Вышеизложенными соображениями определяется тот смысл, в котором я предполагаю употреблять слово «выдающийся». Когда я говорю о выдающемся человеке, я подразумеваю такого, который успел занять положение, достигаемое лишь 250 из целого миллиона людей, или, другими словами, одним человеком из 4000. Четыре тысячи – число очень крупное, и для людей, не привыкших иметь дело с большими собратьями единиц, трудно составить себе о нем ясное представление. В самую ясную звездную ночь число звезд, видимых одновременно невооруженным глазом, никогда не достигает четырех тысяч; а между тем мы считаем необычайным отличием для звезды, если про нее можно сказать, что она самая яркая из всех звезд небосклона. Необходимо помнить, что это самый низкий критерий из всех, употребляемых мною. В мой перечень родственников я не предполагал вводить ни одного имени, представляющего меньшую степень отличия (если же такие имена и попадутся, то я буду отделять их от остальных скобками).

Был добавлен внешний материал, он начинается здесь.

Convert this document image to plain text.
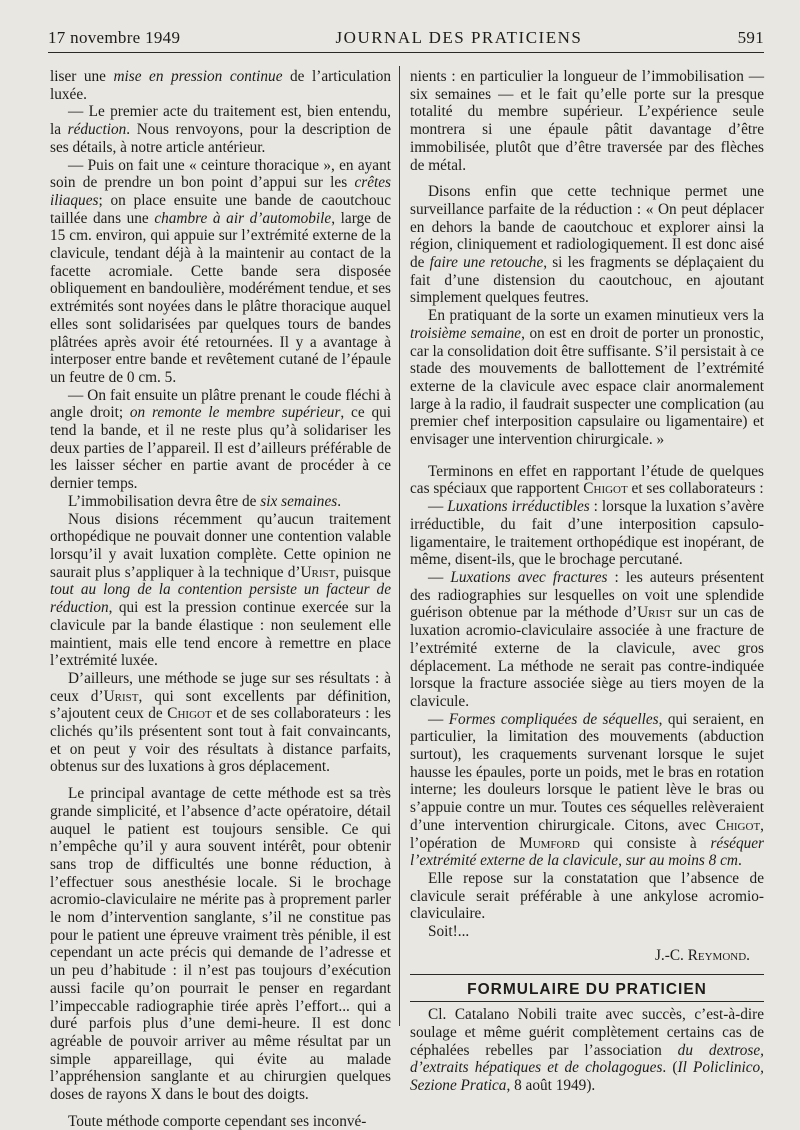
17 novembre 1949	JOURNAL DES PRATICIENS	591

liser une mise en pression continue de l’articulation luxée.

— Le premier acte du traitement est, bien entendu, la réduction. Nous renvoyons, pour la description de ses détails, à notre article antérieur.

— Puis on fait une « ceinture thoracique », en ayant soin de prendre un bon point d’appui sur les crêtes iliaques; on place ensuite une bande de caoutchouc taillée dans une chambre à air d’automobile, large de 15 cm. environ, qui appuie sur l’extrémité externe de la clavicule, tendant déjà à la maintenir au contact de la facette acromiale. Cette bande sera disposée obliquement en bandoulière, modérément tendue, et ses extrémités sont noyées dans le plâtre thoracique auquel elles sont solidarisées par quelques tours de bandes plâtrées après avoir été retournées. Il y a avantage à interposer entre bande et revêtement cutané de l’épaule un feutre de 0 cm. 5.

— On fait ensuite un plâtre prenant le coude fléchi à angle droit; on remonte le membre supérieur, ce qui tend la bande, et il ne reste plus qu’à solidariser les deux parties de l’appareil. Il est d’ailleurs préférable de les laisser sécher en partie avant de procéder à ce dernier temps.

L’immobilisation devra être de six semaines.

Nous disions récemment qu’aucun traitement orthopédique ne pouvait donner une contention valable lorsqu’il y avait luxation complète. Cette opinion ne saurait plus s’appliquer à la technique d’Urist, puisque tout au long de la contention persiste un facteur de réduction, qui est la pression continue exercée sur la clavicule par la bande élastique : non seulement elle maintient, mais elle tend encore à remettre en place l’extrémité luxée.

D’ailleurs, une méthode se juge sur ses résultats : à ceux d’Urist, qui sont excellents par définition, s’ajoutent ceux de Chigot et de ses collaborateurs : les clichés qu’ils présentent sont tout à fait convaincants, et on peut y voir des résultats à distance parfaits, obtenus sur des luxations à gros déplacement.

Le principal avantage de cette méthode est sa très grande simplicité, et l’absence d’acte opératoire, détail auquel le patient est toujours sensible. Ce qui n’empêche qu’il y aura souvent intérêt, pour obtenir sans trop de difficultés une bonne réduction, à l’effectuer sous anesthésie locale. Si le brochage acromio-claviculaire ne mérite pas à proprement parler le nom d’intervention sanglante, s’il ne constitue pas pour le patient une épreuve vraiment très pénible, il est cependant un acte précis qui demande de l’adresse et un peu d’habitude : il n’est pas toujours d’exécution aussi facile qu’on pourrait le penser en regardant l’impeccable radiographie tirée après l’effort... qui a duré parfois plus d’une demi-heure. Il est donc agréable de pouvoir arriver au même résultat par un simple appareillage, qui évite au malade l’appréhension sanglante et au chirurgien quelques doses de rayons X dans le bout des doigts.

Toute méthode comporte cependant ses inconvé-

nients : en particulier la longueur de l’immobilisation — six semaines — et le fait qu’elle porte sur la presque totalité du membre supérieur. L’expérience seule montrera si une épaule pâtit davantage d’être immobilisée, plutôt que d’être traversée par des flèches de métal.

Disons enfin que cette technique permet une surveillance parfaite de la réduction : « On peut déplacer en dehors la bande de caoutchouc et explorer ainsi la région, cliniquement et radiologiquement. Il est donc aisé de faire une retouche, si les fragments se déplaçaient du fait d’une distension du caoutchouc, en ajoutant simplement quelques feutres.

En pratiquant de la sorte un examen minutieux vers la troisième semaine, on est en droit de porter un pronostic, car la consolidation doit être suffisante. S’il persistait à ce stade des mouvements de ballottement de l’extrémité externe de la clavicule avec espace clair anormalement large à la radio, il faudrait suspecter une complication (au premier chef interposition capsulaire ou ligamentaire) et envisager une intervention chirurgicale. »

Terminons en effet en rapportant l’étude de quelques cas spéciaux que rapportent Chigot et ses collaborateurs :

— Luxations irréductibles : lorsque la luxation s’avère irréductible, du fait d’une interposition capsulo-ligamentaire, le traitement orthopédique est inopérant, de même, disent-ils, que le brochage percutané.

— Luxations avec fractures : les auteurs présentent des radiographies sur lesquelles on voit une splendide guérison obtenue par la méthode d’Urist sur un cas de luxation acromio-claviculaire associée à une fracture de l’extrémité externe de la clavicule, avec gros déplacement. La méthode ne serait pas contre-indiquée lorsque la fracture associée siège au tiers moyen de la clavicule.

— Formes compliquées de séquelles, qui seraient, en particulier, la limitation des mouvements (abduction surtout), les craquements survenant lorsque le sujet hausse les épaules, porte un poids, met le bras en rotation interne; les douleurs lorsque le patient lève le bras ou s’appuie contre un mur. Toutes ces séquelles relèveraient d’une intervention chirurgicale. Citons, avec Chigot, l’opération de Mumford qui consiste à réséquer l’extrémité externe de la clavicule, sur au moins 8 cm.

Elle repose sur la constatation que l’absence de clavicule serait préférable à une ankylose acromio-claviculaire.

Soit!...

J.-C. Reymond.

FORMULAIRE DU PRATICIEN

Cl. Catalano Nobili traite avec succès, c’est-à-dire soulage et même guérit complètement certains cas de céphalées rebelles par l’association du dextrose, d’extraits hépatiques et de cholagogues. (Il Policlinico, Sezione Pratica, 8 août 1949).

Большинство тех, о ком я упоминаю, выбраны еще с гораздо большею строгостью: многие представляют отношение одного к миллиону; есть и такие имена, которых приходится не более одного на несколько миллионов. Говоря об этих последних, я употребляю выражение «знаменитый». Это люди, которых оплакивает вся интеллигенция данного народа, когда они умирают; люди, на долю которых достаются, или по крайней мере должны бы были доставаться, почести общественных похорон, и имена которых переходят к позднейшему потомству, как имена исторических личностей.
Я позволю себе прибавить здесь несколько слов о значении числа миллион, так как число это слишком велико, чтобы о нем можно было составить себе сразу ясное представление. Не мешает иметь какое-нибудь мерило, при посредстве которого легче было бы воспроизвести это число в своем воображении. Мой прием, избранный для этой цели будет понятен для тех, кто живал в Лондоне; вот он:
Однажды летом я провел послеобеденные часы в Буши-Парке, любуясь великолепным зрелищем аллеи этого парка из непрерывного ряда цветущих каштанов на целую милю в длину. В это время мне пришло в голову попробовать счесть кисти цветов, видневшиеся, при ярком солнечном свете, по одну сторону длинной аллеи. Я взял дерево средней величины и среднего изобилия цветов. И стал проводить поперек него воображаемые линии: сначала я разделил его пополам, потом на четыре части и продолжал деление до тех пор, пока не дошел до такой доли, которая, по незначительности своих размеров, позволяла мне сосчитать все заключавшиеся в ней цветы. Ту же операцию я произвел с тремя различными деревьями, и результат был приблизительно одинаковый: насколько я помню, три добытых мною таким образом числа относились одно к другому как девять, десять и одиннадцать. Тогда я сосчитал деревья аллеи и, помножив все эти числа между собою, получил около 100 000 кистей цветов. С тех пор каждый раз, как я слышу слово «миллион», я вспоминаю длинную перспективу аллеи в Буши-Парке с ее статными каштанами, покрытыми сверху донизу цветами, ярко выдающимися на солнечном свете, и представляю себе такую непрерывную цветочную полосу, продолженную на десять миль.